Was about to say that Intel already do all of this anyways as well as facebook as well as may other sites, services, products that link to the internet. Nvidia are really playing catchup on this.

If it is ethical or not I am not going to get involved in but to suggest that suddenly Nvidia are evil because they do this and we already use/do stuff that also does this really does say a lot about how people perceive the issue differently.

Intel are scummy and have always been scummy. Facebook don't run processes 24/7 on your computer to gather your personal data and there is no requirement to run facebook drivers. Nvidia aren't playing catch up here, this is way beyond what the massive majority of companies are doing.
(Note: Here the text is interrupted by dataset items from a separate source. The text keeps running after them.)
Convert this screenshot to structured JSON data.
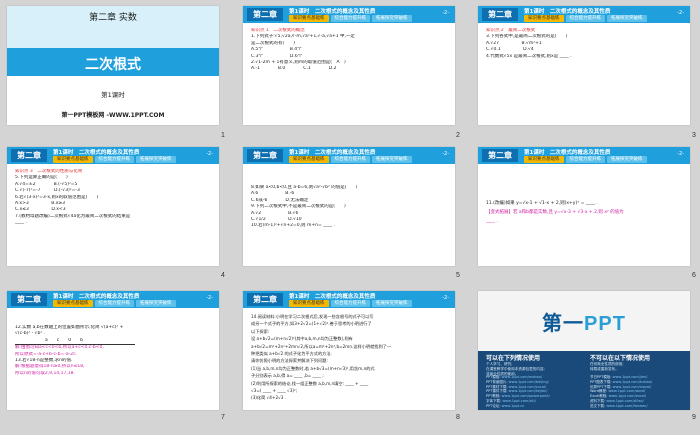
{
  "slides": {
    "s1": {
      "number": "1",
      "chapter": "第二章 实数",
      "title": "二次根式",
      "subtitle": "第1课时",
      "brand": "第一PPT模板网 -WWW.1PPT.COM"
    },
    "header": {
      "chapter_label": "第二章",
      "lesson_title": "第1课时　二次根式的概念及其性质",
      "tab1": "知识要点基础练",
      "tab2": "综合能力提升练",
      "tab3": "拓展探究突破练",
      "page_marker": "-2-"
    },
    "s2": {
      "number": "2",
      "lines": [
        "知识点 1　二次根式的概念",
        "1.下列式子:√5,√2a,∛-m,√a²+1,√-a,√a+1 中,一定",
        "是二次根式的有(　　)",
        "A.5个　　　　　　B.4个",
        "C.3个　　　　　　D.6个",
        "2.√1-2m + 1有意义,则m的取值范围是(　A　)",
        "A.-1　　　　B.0　　　　C.1　　　　D.2"
      ]
    },
    "s3": {
      "number": "3",
      "lines": [
        "知识点 2　最简二次根式",
        "3.下列各式中,是最简二次根式的是(　　)",
        "A.√27　　　　　B.√m²+1",
        "C.√0.1　　　　　D.√4",
        "4.代数式√5x 是最简二次根式,则x是 ____ ."
      ]
    },
    "s4": {
      "number": "4",
      "lines": [
        "知识点 3　二次根式的性质与化简",
        "5.下列运算正确的是(　　)",
        "A.√4=±2　　　　B.(-√5)²=5",
        "C.√(-7)²=-7　　　D.(-√3)²=-3",
        "6.若√(3-x)²=3-x,则x的取值范围是(　　)",
        "A.x>3　　　　　B.x≥3",
        "C.x≤3　　　　　D.x<3",
        "7.(教材母题改编)二次根式√4a化为最简二次根式的结果是",
        "____ ."
      ]
    },
    "s5": {
      "number": "5",
      "lines": [
        "8.如果 a<0,b<0,且 a-b=6,则√a²-√b² 的值是(　　)",
        "A.6　　　　　　B.-6",
        "C.6或-6　　　　D.无法确定",
        "9.下列二次根式中,不是最简二次根式的是(　　)",
        "A.√2　　　　　　B.√6",
        "C.√1/2　　　　　D.√10",
        "10.若(m-1)²+√n+2=0,则 m+n= ____ ."
      ]
    },
    "s6": {
      "number": "6",
      "lines": [
        "11.(改编)如果 y=√x-1 + √1-x + 2,则(x+y)ˣ = ____ .",
        "【变式拓展】若 a和b都是实数,且 y=√x-3 + √3-x + 2,则 xʸ 的值为",
        "____ ."
      ]
    },
    "s7": {
      "number": "7",
      "lines": [
        "12.实数 a,b在数轴上的位置如图所示,化简 √(a+c)² +",
        "√(c-b)² - √b² .",
        "a　　c　　0　　b",
        "解:由图可知a<c<0<b,所以a+c<0,c-b<0,",
        "所以原式=-a-c+b-c-b=-a-2c.",
        "13.若√18-n是整数,求n的值.",
        "解:根据题意得18-n≥0,所以n≤18,",
        "所以n的值可取2,9,14,17,18."
      ]
    },
    "s8": {
      "number": "8",
      "lines": [
        "14.阅读材料:小明在学习二次根式后,发现一些含根号的式子可以写",
        "成另一个式子的平方,如3+2√2=(1+√2)².善于思考的小明进行了",
        "以下探索:",
        "设 a+b√2=(m+n√2)²(其中a,b,m,n均为正整数),则有",
        "a+b√2=m²+2n²+2mn√2,所以a=m²+2n²,b=2mn.这样小明就找到了一",
        "种把类似 a+b√2 的式子化为平方式的方法.",
        "请你仿照小明的方法探索并解决下列问题:",
        "(1)当 a,b,m,n均为正整数时,若 a+b√3=(m+n√3)²,用含m,n的式",
        "子分别表示 a,b,得 a= ____ ,b= ____ ;",
        "(2)利用所探索的结论,找一组正整数 a,b,m,n填空: ____ + ____",
        "√3=( ____ + ____ √3)²;",
        "(3)化简 √4+2√3 ."
      ]
    },
    "s9": {
      "number": "9",
      "logo_main": "第一",
      "logo_accent": "PPT",
      "left_heading": "可以在下列情况使用",
      "left_notes": [
        "个人学习、研究;",
        "在课堂教学中使用本资源包里的内容;",
        "非商业性质的使用。"
      ],
      "right_heading": "不可以在以下情况使用",
      "right_notes": [
        "任何商业性质的使用;",
        "转载或重新发布。"
      ],
      "left_rows": [
        {
          "k": "PPT模板:",
          "v": "www.1ppt.com/moban/"
        },
        {
          "k": "PPT背景图片:",
          "v": "www.1ppt.com/beijing/"
        },
        {
          "k": "PPT素材下载:",
          "v": "www.1ppt.com/sucai/"
        },
        {
          "k": "PPT课件下载:",
          "v": "www.1ppt.com/kejian/"
        },
        {
          "k": "PPT教程:",
          "v": "www.1ppt.com/powerpoint/"
        },
        {
          "k": "字体下载:",
          "v": "www.1ppt.com/ziti/"
        },
        {
          "k": "PPT论坛:",
          "v": "www.1ppt.cn"
        }
      ],
      "right_rows": [
        {
          "k": "节日PPT模板:",
          "v": "www.1ppt.com/jieri/"
        },
        {
          "k": "PPT图表下载:",
          "v": "www.1ppt.com/tubiao/"
        },
        {
          "k": "优秀PPT下载:",
          "v": "www.1ppt.com/xiazai/"
        },
        {
          "k": "Word教程:",
          "v": "www.1ppt.com/word/"
        },
        {
          "k": "Excel教程:",
          "v": "www.1ppt.com/excel/"
        },
        {
          "k": "资料下载:",
          "v": "www.1ppt.com/ziliao/"
        },
        {
          "k": "范文下载:",
          "v": "www.1ppt.com/fanwen/"
        }
      ]
    }
  }
}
It is in general hard to know what Intel are collecting directly because their privacy policy covers all their services including websites and various tools. In which case a lot of that data is not particularly relevant, much like Nvidia's policies for collecting data when you go to their website is not the question here.

Intel has a bunch of services running on most computers as will AMD and Nvidia, however most are their to provide a service for the user, not a service purely to provide a service for themselves. Nvidia is installing services which take resources which specifically do nothing at all for the user and are not required for anything you've installed, aren't required for the hardware nor required to help your system in any way.

It's spyware, nothing more or less. Even if Intel is spying on you, at least they aren't dumb enough to install a service which basically tells the user they are being spied on.